Otra forma de considerar la veneración es ver más de cerca el significado de la palabra Dhamma. Tiene cuatro significados principales:

   1) El Fundamento Último de todas las cosas, la Naturaleza esencial de todo lo que existe.
   2) Las Leyes que rigen el universo.
   3) Los deberes que se derivan de estas leyes.
   4) Los frutos que vienen del cumplimiento de estas leyes.
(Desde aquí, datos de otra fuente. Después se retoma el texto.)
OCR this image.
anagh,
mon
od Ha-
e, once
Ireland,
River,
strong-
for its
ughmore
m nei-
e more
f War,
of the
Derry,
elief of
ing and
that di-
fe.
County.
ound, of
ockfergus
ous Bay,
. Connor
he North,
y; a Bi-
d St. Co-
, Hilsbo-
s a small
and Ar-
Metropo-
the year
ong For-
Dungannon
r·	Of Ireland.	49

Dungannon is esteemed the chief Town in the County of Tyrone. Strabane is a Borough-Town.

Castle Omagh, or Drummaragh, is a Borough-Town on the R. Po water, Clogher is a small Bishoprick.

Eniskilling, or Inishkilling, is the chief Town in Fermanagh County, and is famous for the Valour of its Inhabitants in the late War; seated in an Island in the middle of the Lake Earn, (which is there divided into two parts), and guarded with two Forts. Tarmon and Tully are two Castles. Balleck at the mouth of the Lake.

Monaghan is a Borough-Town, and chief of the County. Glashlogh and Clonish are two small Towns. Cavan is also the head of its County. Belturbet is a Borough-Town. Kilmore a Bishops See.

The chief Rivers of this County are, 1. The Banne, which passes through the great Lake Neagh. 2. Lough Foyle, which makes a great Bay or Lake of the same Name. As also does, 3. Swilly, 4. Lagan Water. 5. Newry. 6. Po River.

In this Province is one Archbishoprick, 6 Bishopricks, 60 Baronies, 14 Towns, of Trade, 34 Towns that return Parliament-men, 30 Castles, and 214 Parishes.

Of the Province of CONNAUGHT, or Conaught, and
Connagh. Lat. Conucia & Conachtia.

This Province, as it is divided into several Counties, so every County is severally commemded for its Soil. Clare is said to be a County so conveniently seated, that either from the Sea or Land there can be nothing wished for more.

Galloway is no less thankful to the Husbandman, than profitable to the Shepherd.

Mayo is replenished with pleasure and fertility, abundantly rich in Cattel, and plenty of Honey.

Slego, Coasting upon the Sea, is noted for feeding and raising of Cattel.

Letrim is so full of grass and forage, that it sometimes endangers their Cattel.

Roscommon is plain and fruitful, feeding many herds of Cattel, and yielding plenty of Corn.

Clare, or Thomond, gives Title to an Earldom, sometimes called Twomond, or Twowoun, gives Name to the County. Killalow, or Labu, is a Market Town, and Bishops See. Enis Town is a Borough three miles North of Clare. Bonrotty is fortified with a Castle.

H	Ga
     El tercer sentido de Dhamma tiene una importancia especial aquí. Cuando crecemos espiritualmente, comenzamos a comprender lo que el mundo realmente es, y ahí vemos que todos tenemos deberes que cumplir, deberes que surgen de esta propia comprensión. Ya no salimos por el mundo reivindicando derechos, pero sí, cumpliendo lo que debemos cumplir. En este sentido, podemos decir que loar al Dhamma o al Fundamento Último de todas las cosas es comprender la Realidad y asumir nuestra porción de responsabilidad ante todo el universo. De esta forma, se loa en el Buddhismo a través del trabajo, de la acción, de la contemplación y de la compasión por todos los seres. Algo muy próximo a la máxima cristiana: “Ora et Labora”.